- Kew Location within Turks and Caicos Islands Kew Location within the Caribbean
- Coordinates: 21°54′50″N 71°59′28″W﻿ / ﻿21.914°N 71.991°W
- Country: United Kingdom
- Overseas territory: Turks and Caicos Islands
- District: North Caicos
- Climate: BSh

= Kew, Turks and Caicos Islands =

Village in Turks and Caicos Islands, United Kingdom

Kew is a village located on the island of North Caicos in the Turks and Caicos Islands, a British Overseas Territory. The village contains several small houses, churches, small shops, a library and a police station. The surrounding areas consist of heavy vegetation, earning Kew the nickname 'garden of the Turks and Caicos'.

==History==
The village is named after Kew, (then) Surrey, England. It was formerly the capital of the Turks and Caicos Islands.

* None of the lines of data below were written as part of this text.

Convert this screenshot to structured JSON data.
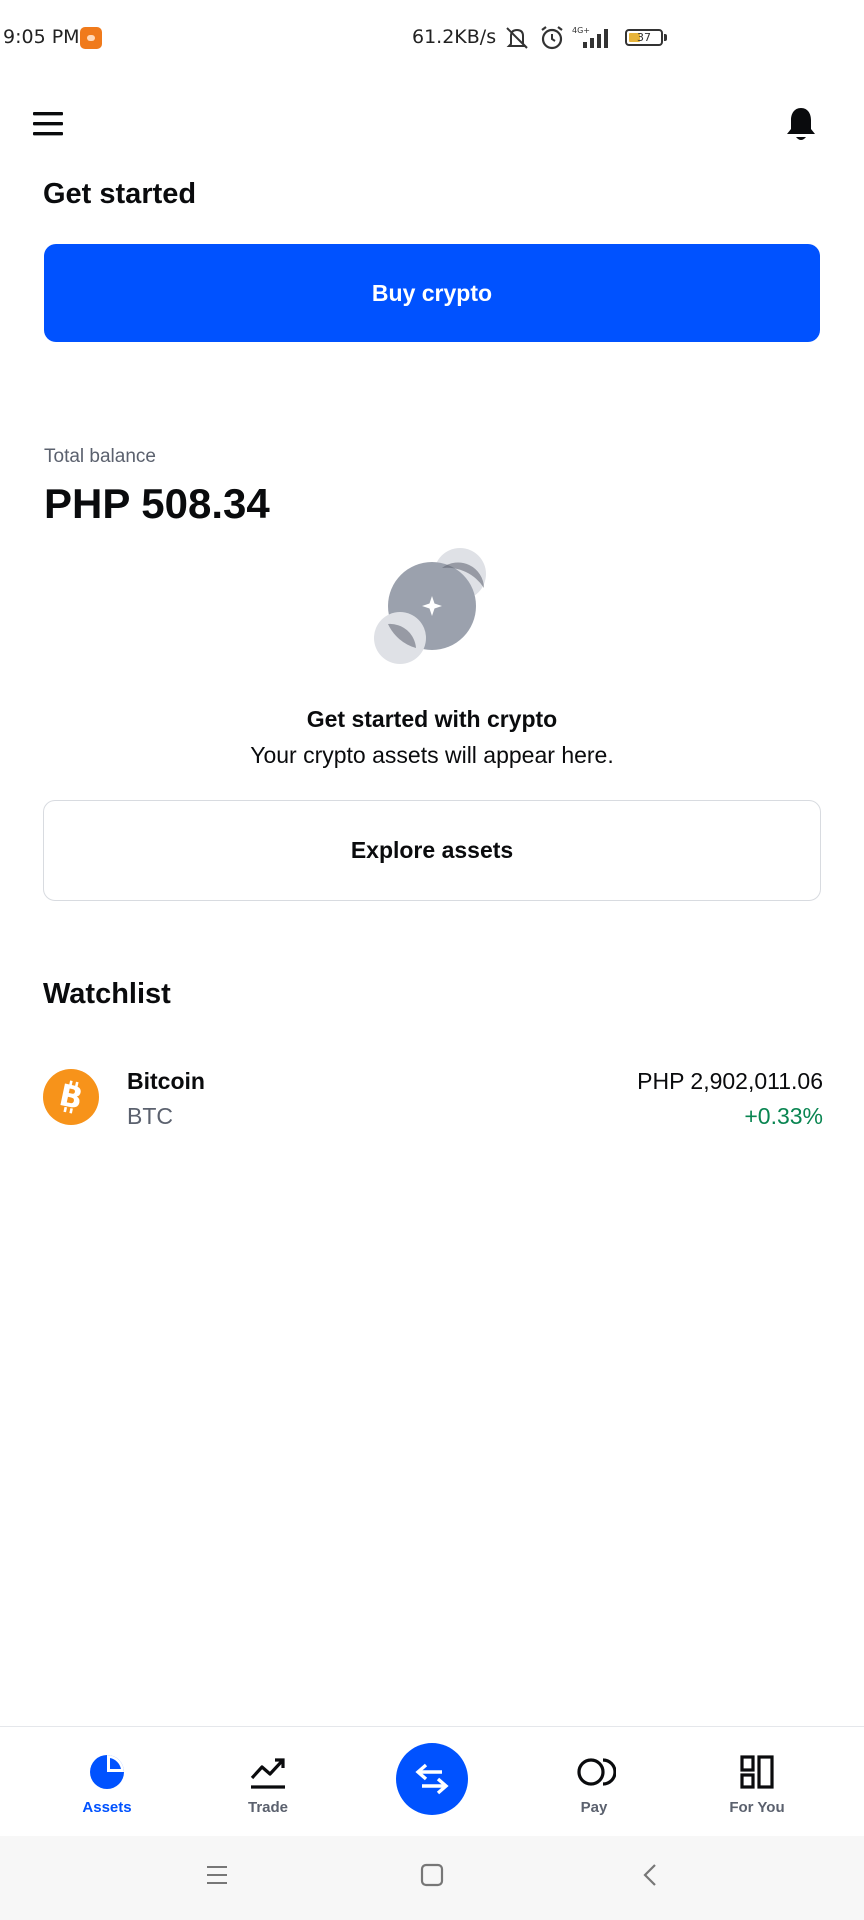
{
  "status_bar": {
    "time": "9:05 PM",
    "network_speed": "61.2KB/s",
    "battery_level": "37",
    "battery_fraction": 0.37,
    "icons": [
      "app-notification-icon",
      "muted-icon",
      "alarm-icon",
      "signal-4g-icon",
      "battery-icon"
    ]
  },
  "header": {
    "menu_icon": "menu-icon",
    "notification_icon": "bell-icon"
  },
  "get_started": {
    "title": "Get started",
    "buy_label": "Buy crypto"
  },
  "balance": {
    "label": "Total balance",
    "value": "PHP 508.34"
  },
  "empty_state": {
    "title": "Get started with crypto",
    "subtitle": "Your crypto assets will appear here.",
    "explore_label": "Explore assets"
  },
  "watchlist": {
    "title": "Watchlist",
    "items": [
      {
        "name": "Bitcoin",
        "symbol": "BTC",
        "price": "PHP 2,902,011.06",
        "change": "+0.33%",
        "icon": "bitcoin-icon"
      }
    ]
  },
  "bottom_nav": {
    "items": [
      {
        "label": "Assets",
        "icon": "pie-chart-icon",
        "active": true
      },
      {
        "label": "Trade",
        "icon": "trend-up-icon",
        "active": false
      },
      {
        "label": "",
        "icon": "swap-icon",
        "active": false
      },
      {
        "label": "Pay",
        "icon": "pay-icon",
        "active": false
      },
      {
        "label": "For You",
        "icon": "grid-icon",
        "active": false
      }
    ]
  },
  "colors": {
    "brand_blue": "#0052ff",
    "positive_green": "#098551",
    "bitcoin_orange": "#f7931a",
    "muted_text": "#5b616e"
  }
}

In the late 1700s, the village was the location of settlement by Loyalists that were granted settlement by the British crown in the aftermath of the American Revolutionary War. Large cotton plantations were built in the location of the village and operated into the 1800s. Ruins of these plantations include Teron Hill, St. James Hill and Wades Green Plantations.

The main attraction there is Wade's Green Plantation. The American Loyalist Wade Stubbs was granted land in 1789 in Kew by King George III of Great Britain as compensation for his lost land in British Florida that was confiscated by the Americans. Wade set up a sugar plantation there and had a large number of slaves working on it until his death in 1822 but before the Slavery Abolition Act 1833. Following the abolition of slavery, Kew ceased to be a major agricultural area in the Turks and Caicos Islands due to soil degradation, flora diseases and economic changes. This led to Wade's plantation to be abandoned until the 2010s when the ruins of the plantation house and outbuildings became promoted as a tourist attraction.